The mitred mahogany moulding is assembled on a tight, and well executed, half lapped oak back frame with a neatly chamfered back edge. This method and quality of construction is evidence of the work of an ébéniste rather than that of an encadreur, who would typically use a mitre and key construction.

The remainder of the blue paper next to the rebate would have sealed a backboard and glass into the frame. Evidence that the frames were made for works on paper, either print or drawing. Holes made by the original hanging hooks, now missing, indicate that the frames hung in a landscape format.

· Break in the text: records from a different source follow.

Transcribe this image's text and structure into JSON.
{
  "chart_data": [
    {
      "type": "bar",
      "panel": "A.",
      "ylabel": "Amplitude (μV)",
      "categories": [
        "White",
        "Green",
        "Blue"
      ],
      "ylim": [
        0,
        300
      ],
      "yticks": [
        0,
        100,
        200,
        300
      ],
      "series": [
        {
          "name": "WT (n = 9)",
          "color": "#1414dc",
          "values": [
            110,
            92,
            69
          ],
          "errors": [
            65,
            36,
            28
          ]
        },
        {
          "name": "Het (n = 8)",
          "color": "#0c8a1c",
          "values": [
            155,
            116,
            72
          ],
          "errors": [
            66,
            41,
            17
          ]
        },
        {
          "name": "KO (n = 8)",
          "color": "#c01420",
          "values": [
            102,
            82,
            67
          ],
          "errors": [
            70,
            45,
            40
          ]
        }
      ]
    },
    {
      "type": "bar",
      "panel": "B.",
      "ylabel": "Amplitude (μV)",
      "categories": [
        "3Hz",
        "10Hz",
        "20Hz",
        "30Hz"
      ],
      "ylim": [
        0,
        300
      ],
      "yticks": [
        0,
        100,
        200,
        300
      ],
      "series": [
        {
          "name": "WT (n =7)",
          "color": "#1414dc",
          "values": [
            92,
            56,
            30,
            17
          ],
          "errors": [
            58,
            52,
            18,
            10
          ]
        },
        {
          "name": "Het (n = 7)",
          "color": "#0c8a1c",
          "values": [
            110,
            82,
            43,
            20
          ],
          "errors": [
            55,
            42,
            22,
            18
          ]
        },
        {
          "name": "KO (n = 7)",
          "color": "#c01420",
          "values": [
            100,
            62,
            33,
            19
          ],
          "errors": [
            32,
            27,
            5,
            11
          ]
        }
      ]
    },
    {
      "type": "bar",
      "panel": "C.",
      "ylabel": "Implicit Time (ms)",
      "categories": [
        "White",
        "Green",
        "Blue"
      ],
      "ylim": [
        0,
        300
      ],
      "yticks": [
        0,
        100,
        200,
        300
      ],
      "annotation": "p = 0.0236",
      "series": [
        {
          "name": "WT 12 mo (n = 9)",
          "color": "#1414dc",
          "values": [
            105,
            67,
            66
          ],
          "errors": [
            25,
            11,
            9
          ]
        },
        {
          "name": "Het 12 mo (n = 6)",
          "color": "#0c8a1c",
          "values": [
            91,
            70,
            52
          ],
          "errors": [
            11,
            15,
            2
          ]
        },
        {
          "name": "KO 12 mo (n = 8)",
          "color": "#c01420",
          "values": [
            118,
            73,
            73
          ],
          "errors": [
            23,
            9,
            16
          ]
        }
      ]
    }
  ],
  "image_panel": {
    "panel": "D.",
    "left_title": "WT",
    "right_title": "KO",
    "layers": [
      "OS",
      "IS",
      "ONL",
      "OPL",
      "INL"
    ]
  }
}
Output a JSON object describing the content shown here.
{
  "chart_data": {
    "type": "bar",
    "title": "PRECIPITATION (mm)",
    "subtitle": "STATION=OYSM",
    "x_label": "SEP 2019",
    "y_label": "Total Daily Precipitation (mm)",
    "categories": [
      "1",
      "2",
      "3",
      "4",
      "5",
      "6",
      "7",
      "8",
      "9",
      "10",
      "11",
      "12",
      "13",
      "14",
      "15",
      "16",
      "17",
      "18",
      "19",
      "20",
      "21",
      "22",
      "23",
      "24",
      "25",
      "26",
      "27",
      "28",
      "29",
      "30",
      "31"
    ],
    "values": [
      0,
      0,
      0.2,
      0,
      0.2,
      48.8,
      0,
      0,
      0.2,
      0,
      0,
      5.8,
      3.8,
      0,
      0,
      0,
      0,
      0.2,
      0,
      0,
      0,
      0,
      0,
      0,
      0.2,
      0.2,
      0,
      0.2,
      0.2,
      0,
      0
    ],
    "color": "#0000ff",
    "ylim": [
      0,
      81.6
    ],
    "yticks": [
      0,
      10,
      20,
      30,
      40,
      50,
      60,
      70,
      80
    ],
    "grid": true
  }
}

Étienne Avril, 1748 - June 24, 1791, was a French furniture designer, or ébéniste who became a maître-menuisier, of the guild of menuisiers-ébénistes, on 23rd November 1774, Paris. Avril’s shop was on Rue de Charenton, at the corner of Rue Moreau, but after the Revolution he moved to premises near the Porte Saint-Antoine, the furniture making district in 18th century Paris.

Secrétaire à abattant by Etienne Avril (1748-1791) Paris, circa 1780.
Estampillé E. AVRIL & marque JME. 

Avril’s furniture is neo-classical in design, the fashionable style of the Louis XVI period. He was noted for making ‘commodes, consoles, bibliothèques, secrétaires et chiffonniers’ mostly in mahogany or satinwood although he also employed other woods such as lemon veneer and rosewood. The rigorous and clean lines of his furniture were accentuated by brass mouldings which often bordered panels of marquetry or exotic veneers. After 1775 he also began adding bisque porcelain to the design of his furniture. For example, he added two nymphs made of bisque to a wardrobe he designed for the Palace of Fontainebleau.

Michael Gregory



Notable pieces of furniture by Etienne Avril are in the following collections:

Château de Fontainebleau - Louis XVI wardrobe in mahogany framed ebony

Musée Marmottan-Paris - Small Louis XVI wardrobe with two drawers, clad in rosewood

Museum of Decorative Arts-Lyon - An oval-shaped chiffonière Table

He produced pieces for Queen Marie Antoinette for Château de Saint-Cloud.